On pretty much every measure it considered – sustainability, adequacy, equity and modernity – the OECD prescribes extensive change. And although much of the focus of the debate in recent years has been on encourage private pension saving, it calls for a fundamental reworking of both the State pension system and public sector pension provision.
Some of the issues are well known. We’re living longer and are likely to continue to do so and bond yields are at historic lows which means the cost of providing pensions is higher than it has ever been. The OECD states the obvious. We need to work longer and we need to save more.
While the Government is phasing in an increase in the working age to 68 by 2028, that will only ensure the problem gets no worse, the agency warns. Further rises in the retirement age seem investable.
On the saving side, it’s prescription is stark. Attempts to date to encourage private sector pension saving have failed. The proportion of the workforce with private provision has proved stubbornly immovable. The answer, it suggests, is mandatory pensions.
This is likely to prove contentious even if, as it notes, there are ways of phasing contributions to take account of the higher financial commitments of childcare and mortgage costs in early adulthood.
There is also the danger that the level of saving set will be seen as an effective maximum rather than a minimum threshold – possibly worsening the position for some existing private pension members.
As the efforts to find a workable fix for the Croke Park II deal continue, the suggestion that public sector workers should adopt the same system are sure to be unwelcome, especially to Labour party ministers.

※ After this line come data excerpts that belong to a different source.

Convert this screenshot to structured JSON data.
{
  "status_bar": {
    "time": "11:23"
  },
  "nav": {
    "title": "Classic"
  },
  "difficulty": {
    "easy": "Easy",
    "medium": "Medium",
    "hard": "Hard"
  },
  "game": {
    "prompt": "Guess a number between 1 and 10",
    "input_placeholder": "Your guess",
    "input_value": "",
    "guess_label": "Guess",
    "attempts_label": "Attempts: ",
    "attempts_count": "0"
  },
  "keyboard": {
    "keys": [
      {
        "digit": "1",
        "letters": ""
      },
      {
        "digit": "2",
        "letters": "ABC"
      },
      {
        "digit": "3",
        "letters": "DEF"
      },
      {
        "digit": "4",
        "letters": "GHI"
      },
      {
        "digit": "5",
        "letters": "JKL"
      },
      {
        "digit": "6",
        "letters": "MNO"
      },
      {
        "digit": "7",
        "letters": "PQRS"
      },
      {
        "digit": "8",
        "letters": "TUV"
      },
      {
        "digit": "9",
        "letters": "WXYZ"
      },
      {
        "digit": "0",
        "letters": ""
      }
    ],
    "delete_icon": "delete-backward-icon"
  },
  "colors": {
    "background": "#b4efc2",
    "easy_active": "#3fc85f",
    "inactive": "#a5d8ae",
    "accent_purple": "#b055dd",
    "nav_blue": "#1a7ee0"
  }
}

However, the OECD says the current system is inequitable. It notes that, taking the whole average weekly income, male public sector retirees’ incomes are 38 per cent higher than those of men in the private sector. The figure for women is even more dramatic – 42 per cent.
Trying to force a mandatory defined contribution system on the private sector while leaving the restructured defined benefit, or final salary, scheme in place in the public sector could undermine the whole exercise, the OECD argues.
Its proposals for the State pension are equally radical – removing what it says is a complex, opaque and inequitable system and replacing it either with a basic State pension for all regardless of contributions or a means-tested system. Either would aim to provide an “absolute, minimum standard of living”, including those items provided by the household benefits package – free travel, and subsidised energy and phone costs – which would be dismantled.
Ministers will be more favourably disposed to measures on the priority order for schemes that are forced to wind up – where the agency suggests the current absolute protection for pensioners at the expense of those scheme members still working is unfair – and the call to ensure that “healthy” employers are forced to ensure that assets cover at least 90 per cent of liabilities before walking away from defined benefit plans.
All in all, the virtue of the report is it straight talking. If nothing else, none of the stakeholders can plead ignorance any longer of the many issues confronting the sector.
The good news, such as it is, is that we have time. The agency accepts that introducing major reform in the current economic climate may be undoable, and the current system is far from broken yet, but it is getting impatient.
John Martin, the head of employment, labour and social affairs at the OECD, notes that successive Irish governments have been discussing pension reform for over a decade.
“We see many challenges for pension adequacy into the future,” he said yesterday. “Kicking the ball into touch makes things more difficult.”